The measure was unnecessary. The buses rolled into the parking lots, the crowds streamed into the stadium, and virtually every grey chair was filled with a person in a blue T-shirt, each with a blue “DA supporter” wrist band, and many wielding the blue-background poster boards carefully pre-positioned in every row.
That the DA had prepared meticulously for its last major event before the crucial 2016 local government elections was clear from many things small and large: the wifi network named “Freedom. Fairness. Opportunity” (password: “vote for change”); the speeches memorised so that they could apparently be delivered off-the-cuff without the help of a teleprompter, including Maimane’s 35-minute oration.
But only in the Prestik was there any sign of concern, any discernible indication that thought had gone into things going wrong. In every other respect the DA came to Soweto to throw itself a preemptive victory party. As if to emphasise the point, the centre-field confetti canons fired before Maimane even started to speak.
“You are in my home. Welcome,” Maimane told the crowd, before he started telling personal stories. Stories on learning to play soccer, and Soweto, and his parents, and his humble beginnings, and voting for the first time.

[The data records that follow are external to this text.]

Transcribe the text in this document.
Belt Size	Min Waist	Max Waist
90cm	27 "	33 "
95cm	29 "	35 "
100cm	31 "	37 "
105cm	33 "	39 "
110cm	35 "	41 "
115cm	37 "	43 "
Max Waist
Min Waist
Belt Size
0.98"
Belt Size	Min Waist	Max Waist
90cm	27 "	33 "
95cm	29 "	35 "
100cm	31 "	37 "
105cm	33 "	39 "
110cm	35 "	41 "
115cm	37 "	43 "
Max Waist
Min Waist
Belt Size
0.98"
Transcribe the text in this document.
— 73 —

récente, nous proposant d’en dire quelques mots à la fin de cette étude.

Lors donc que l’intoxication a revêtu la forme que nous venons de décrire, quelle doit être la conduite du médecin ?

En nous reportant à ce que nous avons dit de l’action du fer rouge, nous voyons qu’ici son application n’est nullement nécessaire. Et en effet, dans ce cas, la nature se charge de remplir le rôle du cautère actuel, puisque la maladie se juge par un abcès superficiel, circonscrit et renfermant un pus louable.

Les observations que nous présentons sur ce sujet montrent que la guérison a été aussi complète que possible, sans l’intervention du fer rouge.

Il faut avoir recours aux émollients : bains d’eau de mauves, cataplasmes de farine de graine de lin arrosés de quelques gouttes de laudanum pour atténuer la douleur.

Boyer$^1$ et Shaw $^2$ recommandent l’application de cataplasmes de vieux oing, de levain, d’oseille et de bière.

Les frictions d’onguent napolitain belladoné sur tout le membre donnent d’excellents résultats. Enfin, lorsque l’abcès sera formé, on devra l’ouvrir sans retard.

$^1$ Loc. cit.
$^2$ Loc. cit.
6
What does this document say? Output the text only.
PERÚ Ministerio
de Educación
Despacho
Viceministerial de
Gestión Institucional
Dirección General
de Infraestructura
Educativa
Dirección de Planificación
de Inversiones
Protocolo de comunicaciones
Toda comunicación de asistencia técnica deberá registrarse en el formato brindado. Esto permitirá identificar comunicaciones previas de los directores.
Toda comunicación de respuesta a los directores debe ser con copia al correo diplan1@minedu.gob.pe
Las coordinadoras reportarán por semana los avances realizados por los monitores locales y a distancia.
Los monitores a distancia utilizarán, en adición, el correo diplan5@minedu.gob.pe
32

So busy was he with the anecdotes — each with some carefully crafted moral, but each also about how ordinary and approachable Maimane is — that he was more than a quarter of the way through his speech before he got into walloping the ANC and Jacob Zuma.
Then, to be sure, the pounding was fierce. “We were all warned. We were all told this was going to happen,” Maimane declaimed, as he spoke of an ANC that “governs as though black lives don’t matter”.
Soon enough though Maimane was prowling across the stage again, exuding energy and certainty.
“We can reduce the power of the ANC right throughout the country,” Maimane told the faithful crowd. “We can win right here in Johannesburg.”
“We can win in Tshwane, because the people of Tshwane are already saying they want to bring change… We can win right here in Johannesburg… I am certain we can win in Nelson Mandela Bay.”
He made no mention of a backup plan.